CN110468217B - SNP molecular marker related to pH and drip loss traits of pig muscle and application thereof - Google Patents

Abstract

The invention belongs to the technical field of pig molecular marker preparation, and relates to an SNP molecular marker related to pig muscle pH and drip loss traits and application thereof, wherein a nucleotide sequence of the SNP molecular marker is a specific DNA fragment obtained by cloning a second exon region of a pig KLF5 gene, the DNA fragment has 528bp in total, and the 160bp part and the 436bp part in the sequence are both A/G mutation. The invention clones a specific DNA fragment from the exon region of the porcine KLF5 gene, searches SNP sites, establishes a corresponding detection method and provides a new molecular marker for the breeding of the meat quality traits of the pigs.

Description

SNP molecular marker related to pH and drip loss traits of pig muscle and application thereof

Technical Field

The invention belongs to the technical field of pig molecular marker preparation, relates to an SNP molecular marker related to pig muscle pH and drip loss traits and application thereof, and particularly relates to a single nucleotide polymorphic site of a pig KLF5 gene as a molecular marker related to pig pH and drip loss traits and application thereof.

Background

The improvement is open, the breeding work of domestic pigs obtains remarkable achievement, the growth speed of commercial pigs is continuously accelerated, and the carcass lean meat percentage is continuously improved. However, the meat has a rough taste and the muscle quality is reduced. With the improvement of living standard and the transformation of nutrition concept of people, the pork market in China is developing to the demand of high-quality meat. Therefore, breeding better high-quality pork pigs is an important subject in front of breeding scientists.

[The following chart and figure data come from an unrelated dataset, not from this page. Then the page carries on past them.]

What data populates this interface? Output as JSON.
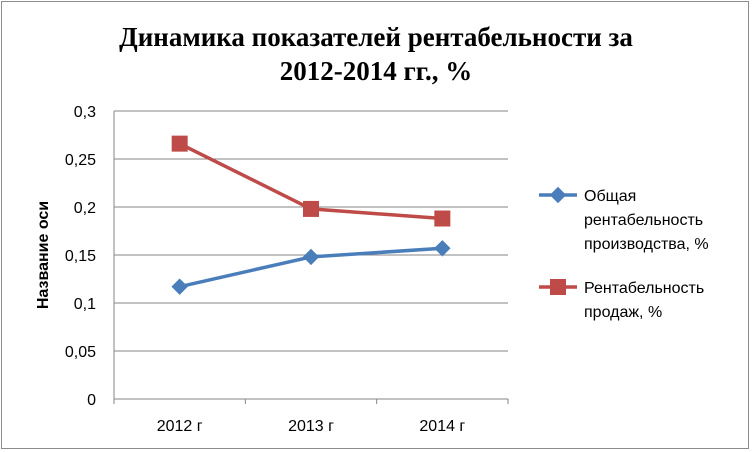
{
  "chart_data": {
    "type": "line",
    "title_lines": [
      "Динамика показателей рентабельности за",
      "2012-2014 гг., %"
    ],
    "ylabel": "Название оси",
    "xlabel": "",
    "categories": [
      "2012 г",
      "2013 г",
      "2014 г"
    ],
    "ylim": [
      0,
      0.3
    ],
    "yticks": [
      "0",
      "0,05",
      "0,1",
      "0,15",
      "0,2",
      "0,25",
      "0,3"
    ],
    "ytick_values": [
      0,
      0.05,
      0.1,
      0.15,
      0.2,
      0.25,
      0.3
    ],
    "grid": true,
    "legend_position": "right",
    "series": [
      {
        "name_lines": [
          "Общая",
          "рентабельность",
          "производства, %"
        ],
        "values": [
          0.117,
          0.148,
          0.157
        ],
        "color": "#4a7ebb",
        "marker": "diamond"
      },
      {
        "name_lines": [
          "Рентабельность",
          "продаж, %"
        ],
        "values": [
          0.266,
          0.198,
          0.188
        ],
        "color": "#be4b48",
        "marker": "square"
      }
    ]
  }
}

The pork quality character is influenced by one or more quantitative character sites, and the selection is difficult to carry out by adopting a conventional breeding method. With the development of molecular biology technology, technologies such as protein markers, DNA fingerprint markers, microsatellite markers, Single Nucleotide Polymorphisms (SNPs), and the like are increasingly applied to the actual production of pig breeding. SNP mainly refers to genetic markers formed on a genome due to variation of single nucleotide, the number of the genetic markers is large, polymorphism is abundant, and PCR-RFLP is one of the main detection methods. The technology is combined with the conventional breeding technology, so that the manpower and material resources are reduced, the breeding efficiency is improved, and the breeding process is accelerated.

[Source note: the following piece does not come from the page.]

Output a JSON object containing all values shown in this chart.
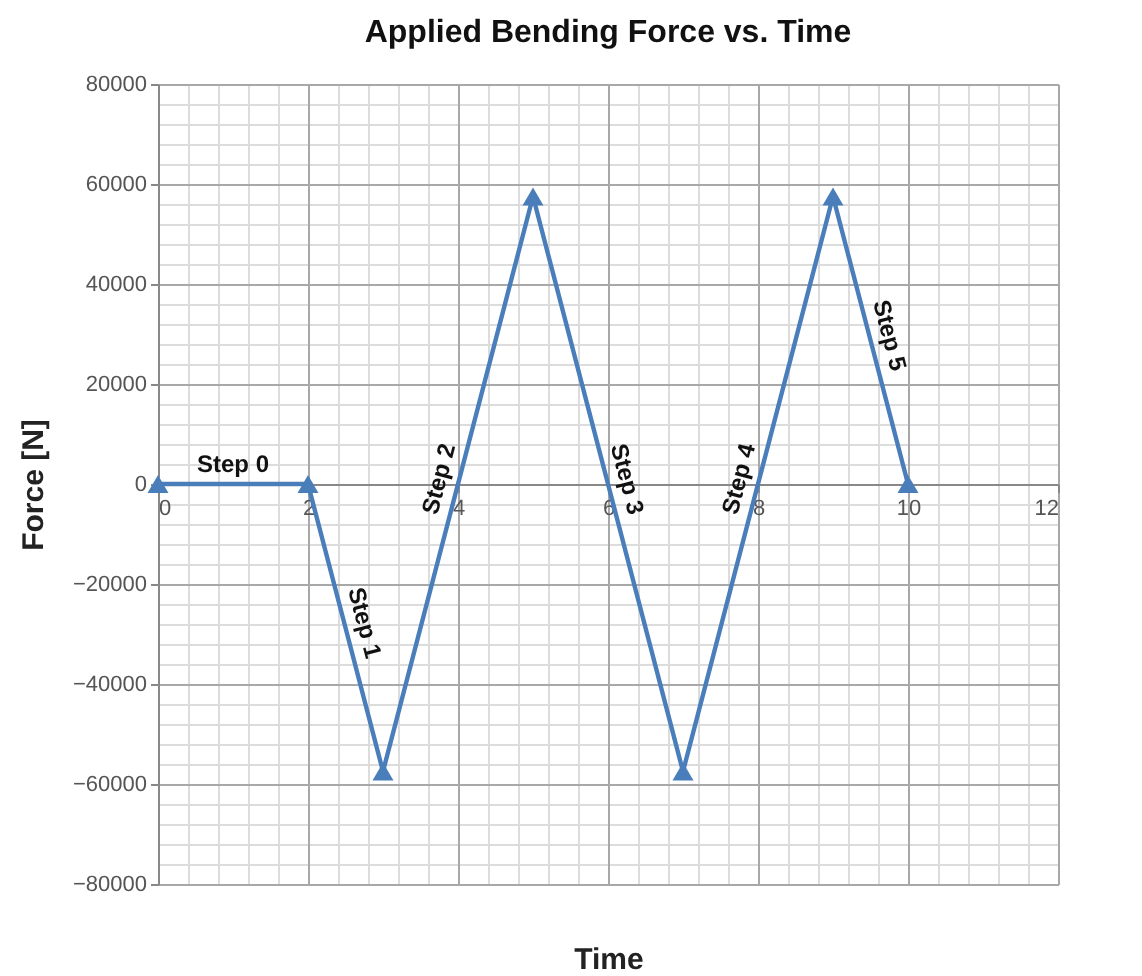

Krapple-like factors (KLFs) are a transcription factor family containing C2H2 zinc finger structures, and the KLFs are different in functions due to the difference of amino acid sequences of KLF family members in a non-DNA binding region, and participate in the growth, proliferation and differentiation of cells as the transcription factors, and further participate in the development and differentiation of various tissues and organs. The research shows that KLF5 is involved in the proliferation of vascular smooth muscle cells by regulating the expression of a plurality of downstream target genes. However, the regulatory mechanism of KLF5 in skeletal muscle has not been reported.

Indexes such as pH value and drip loss of pork are closely related to muscle quality, so that genes related to meat quality indexes such as pH value can be used as candidate genes for improving meat quality traits.

Disclosure of Invention

In order to solve the technical problems in the background technology, the invention clones a specific DNA fragment from the exon region of the porcine KLF5 gene, searches SNP sites, establishes a corresponding detection method and provides a new molecular marker for the breeding of the meat quality traits of the pigs.

An SNP molecular marker related to the porcine muscle pH and drip loss traits, wherein the nucleotide sequence of the SNP molecular marker is a specific DNA fragment obtained by cloning an exon region of a porcine KLF5 gene, the DNA fragment has 528bp in total, and the A/G mutation exists at the 160bp position and the 436bp position in the sequence.

And (3) amplifying the molecular marker by using a primer pair, wherein the primer pair comprises:

F：CGTAACCCACATCAAGACC；

R：GCAATCGTAGCAGCATAG。

the molecular marker is applied to breeding of high-quality pork.

The molecular marker is applied to the detection of the pH value and the drip loss content of the pig muscle.

The primer pair is applied to breeding of high-quality pork.

The primer pair is applied to detection of pH of pig muscle and drip loss content.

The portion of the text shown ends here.